Reputation: 14521
I have a file-upload page where the file is selected via drag and drop. Because the file is dropped in (rather than using a traditional field), I have the file exposed to me through the javascript File API.
I've been reading this article from Mozilla, but I am not all that interested in asynchronously uploading it (as I have some other data that needs to be submitted with the file, but all the resources I have managed to find are doing it with XHR.
Here's what I've managed to piece together:
function handleFileSelect(evt) {
evt.toElement.className = "";
evt.stopPropagation();
evt.preventDefault();
var files = evt.dataTransfer.files; // FileList object.

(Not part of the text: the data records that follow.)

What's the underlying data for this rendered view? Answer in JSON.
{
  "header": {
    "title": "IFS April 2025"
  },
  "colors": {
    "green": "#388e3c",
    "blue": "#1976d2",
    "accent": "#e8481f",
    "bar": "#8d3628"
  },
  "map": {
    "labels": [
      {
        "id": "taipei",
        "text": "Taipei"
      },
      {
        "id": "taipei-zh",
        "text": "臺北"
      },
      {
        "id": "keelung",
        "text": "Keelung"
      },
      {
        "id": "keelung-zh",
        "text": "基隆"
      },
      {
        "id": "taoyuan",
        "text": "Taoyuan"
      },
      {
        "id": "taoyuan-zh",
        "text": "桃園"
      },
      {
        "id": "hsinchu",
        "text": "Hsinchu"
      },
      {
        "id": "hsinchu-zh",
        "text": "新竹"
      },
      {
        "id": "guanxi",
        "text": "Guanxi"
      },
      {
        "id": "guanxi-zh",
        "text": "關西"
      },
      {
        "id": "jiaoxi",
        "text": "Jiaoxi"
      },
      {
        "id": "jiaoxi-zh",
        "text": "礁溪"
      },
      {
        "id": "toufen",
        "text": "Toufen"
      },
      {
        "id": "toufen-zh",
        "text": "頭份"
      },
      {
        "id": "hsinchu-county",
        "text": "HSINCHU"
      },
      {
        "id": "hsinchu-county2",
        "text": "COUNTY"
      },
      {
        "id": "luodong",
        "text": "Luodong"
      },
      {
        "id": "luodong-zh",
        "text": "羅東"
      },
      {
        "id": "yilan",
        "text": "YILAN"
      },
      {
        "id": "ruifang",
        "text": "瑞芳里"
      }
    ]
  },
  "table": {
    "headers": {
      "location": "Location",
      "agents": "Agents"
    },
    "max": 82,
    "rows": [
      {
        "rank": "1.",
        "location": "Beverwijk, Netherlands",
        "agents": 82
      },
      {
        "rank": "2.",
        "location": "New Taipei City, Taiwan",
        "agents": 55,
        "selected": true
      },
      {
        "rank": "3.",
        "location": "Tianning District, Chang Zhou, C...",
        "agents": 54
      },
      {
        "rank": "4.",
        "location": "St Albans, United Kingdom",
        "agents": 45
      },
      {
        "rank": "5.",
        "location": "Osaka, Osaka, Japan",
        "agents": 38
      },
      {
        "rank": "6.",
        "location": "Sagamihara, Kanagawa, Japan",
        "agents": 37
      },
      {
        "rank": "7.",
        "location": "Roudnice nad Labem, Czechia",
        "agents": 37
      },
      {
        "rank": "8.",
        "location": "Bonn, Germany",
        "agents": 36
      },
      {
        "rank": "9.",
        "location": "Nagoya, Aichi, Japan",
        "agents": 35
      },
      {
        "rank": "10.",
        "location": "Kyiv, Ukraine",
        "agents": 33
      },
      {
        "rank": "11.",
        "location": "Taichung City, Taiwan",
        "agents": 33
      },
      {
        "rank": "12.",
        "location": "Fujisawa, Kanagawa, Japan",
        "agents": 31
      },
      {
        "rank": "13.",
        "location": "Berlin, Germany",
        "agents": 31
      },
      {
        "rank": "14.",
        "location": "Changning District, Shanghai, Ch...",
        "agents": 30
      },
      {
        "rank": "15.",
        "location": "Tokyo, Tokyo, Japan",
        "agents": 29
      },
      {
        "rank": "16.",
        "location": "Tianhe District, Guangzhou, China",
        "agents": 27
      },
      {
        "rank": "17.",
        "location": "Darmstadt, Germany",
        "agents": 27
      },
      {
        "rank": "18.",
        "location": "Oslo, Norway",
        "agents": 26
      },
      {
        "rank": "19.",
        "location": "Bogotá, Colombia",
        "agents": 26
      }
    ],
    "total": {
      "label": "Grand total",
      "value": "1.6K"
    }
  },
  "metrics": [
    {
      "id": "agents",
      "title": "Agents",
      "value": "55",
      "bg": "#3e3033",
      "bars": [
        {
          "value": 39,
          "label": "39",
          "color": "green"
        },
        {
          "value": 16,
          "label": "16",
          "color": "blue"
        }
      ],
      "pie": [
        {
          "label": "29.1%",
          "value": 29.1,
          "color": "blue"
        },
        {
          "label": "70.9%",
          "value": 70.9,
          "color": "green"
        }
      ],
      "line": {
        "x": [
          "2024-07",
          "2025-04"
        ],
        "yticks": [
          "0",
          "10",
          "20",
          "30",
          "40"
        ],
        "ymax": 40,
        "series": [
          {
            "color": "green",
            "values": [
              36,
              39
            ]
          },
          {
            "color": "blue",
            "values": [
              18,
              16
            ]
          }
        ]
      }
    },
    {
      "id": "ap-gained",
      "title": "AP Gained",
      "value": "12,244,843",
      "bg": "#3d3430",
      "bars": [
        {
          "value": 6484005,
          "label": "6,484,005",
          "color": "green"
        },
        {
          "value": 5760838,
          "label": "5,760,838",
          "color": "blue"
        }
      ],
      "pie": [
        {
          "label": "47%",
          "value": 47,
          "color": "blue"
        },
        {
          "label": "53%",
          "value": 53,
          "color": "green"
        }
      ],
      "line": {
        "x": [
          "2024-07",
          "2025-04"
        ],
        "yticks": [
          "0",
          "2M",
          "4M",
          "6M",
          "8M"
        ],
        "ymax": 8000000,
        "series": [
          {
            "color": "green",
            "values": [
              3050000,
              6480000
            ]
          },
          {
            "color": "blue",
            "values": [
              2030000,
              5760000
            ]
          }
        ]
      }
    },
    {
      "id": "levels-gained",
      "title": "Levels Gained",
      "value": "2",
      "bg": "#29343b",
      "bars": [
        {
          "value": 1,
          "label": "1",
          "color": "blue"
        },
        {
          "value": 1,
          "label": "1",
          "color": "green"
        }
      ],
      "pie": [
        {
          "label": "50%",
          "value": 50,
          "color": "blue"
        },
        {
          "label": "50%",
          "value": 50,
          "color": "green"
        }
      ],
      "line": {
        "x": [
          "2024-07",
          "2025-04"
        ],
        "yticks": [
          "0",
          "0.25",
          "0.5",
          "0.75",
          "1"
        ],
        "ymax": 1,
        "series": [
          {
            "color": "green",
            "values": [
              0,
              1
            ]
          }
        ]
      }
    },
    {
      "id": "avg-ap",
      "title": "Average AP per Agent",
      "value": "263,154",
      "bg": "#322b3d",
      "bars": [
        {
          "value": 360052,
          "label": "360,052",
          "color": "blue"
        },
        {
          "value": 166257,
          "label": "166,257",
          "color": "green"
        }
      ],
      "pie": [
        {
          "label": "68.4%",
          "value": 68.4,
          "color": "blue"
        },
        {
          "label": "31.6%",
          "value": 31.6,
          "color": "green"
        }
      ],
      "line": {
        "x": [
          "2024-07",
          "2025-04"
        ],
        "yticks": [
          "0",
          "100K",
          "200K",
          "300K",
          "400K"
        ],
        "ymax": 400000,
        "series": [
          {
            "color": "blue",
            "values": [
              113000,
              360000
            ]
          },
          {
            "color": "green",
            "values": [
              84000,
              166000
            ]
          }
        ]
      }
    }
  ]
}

// files is a FileList of File objects. List some properties.
var output = [];
for (var i = 0, file; file = files[i]; i++) {
var f = file;
var reader = new FileReader();
reader.onload = function(e) {
var bin = e.target.result;
// bin is the binaryString
};
reader.readAsBinaryString(file);
var xhr = new XMLHttpRequest();
xhr.open("POST", "{% url micro-upload %}");
xhr.overrideMimeType('text/plain; charset=x-user-defined-binary');
xhr.sendAsBinary(bin);
output.push('<li><strong>Uploaded:</strong><em>', escape(f.name), '</em> (', f.type || 'n/a', ') - ',
f.size, ' bytes, last modified: ',
f.lastModifiedDate ? f.lastModifiedDate.toLocaleDateString() : 'n/a',
'</li>');
}
document.getElementById('list').innerHTML = '<ul>' + output.join('') + '</ul>';
}
However server side, Django does not like this. It complains about malformed POST data.
Ideally, my solution I think would be this:
<input>
I am aware that most browsers let you drag files onto a file <input>
, but I want to have a larger drop target with custom styling.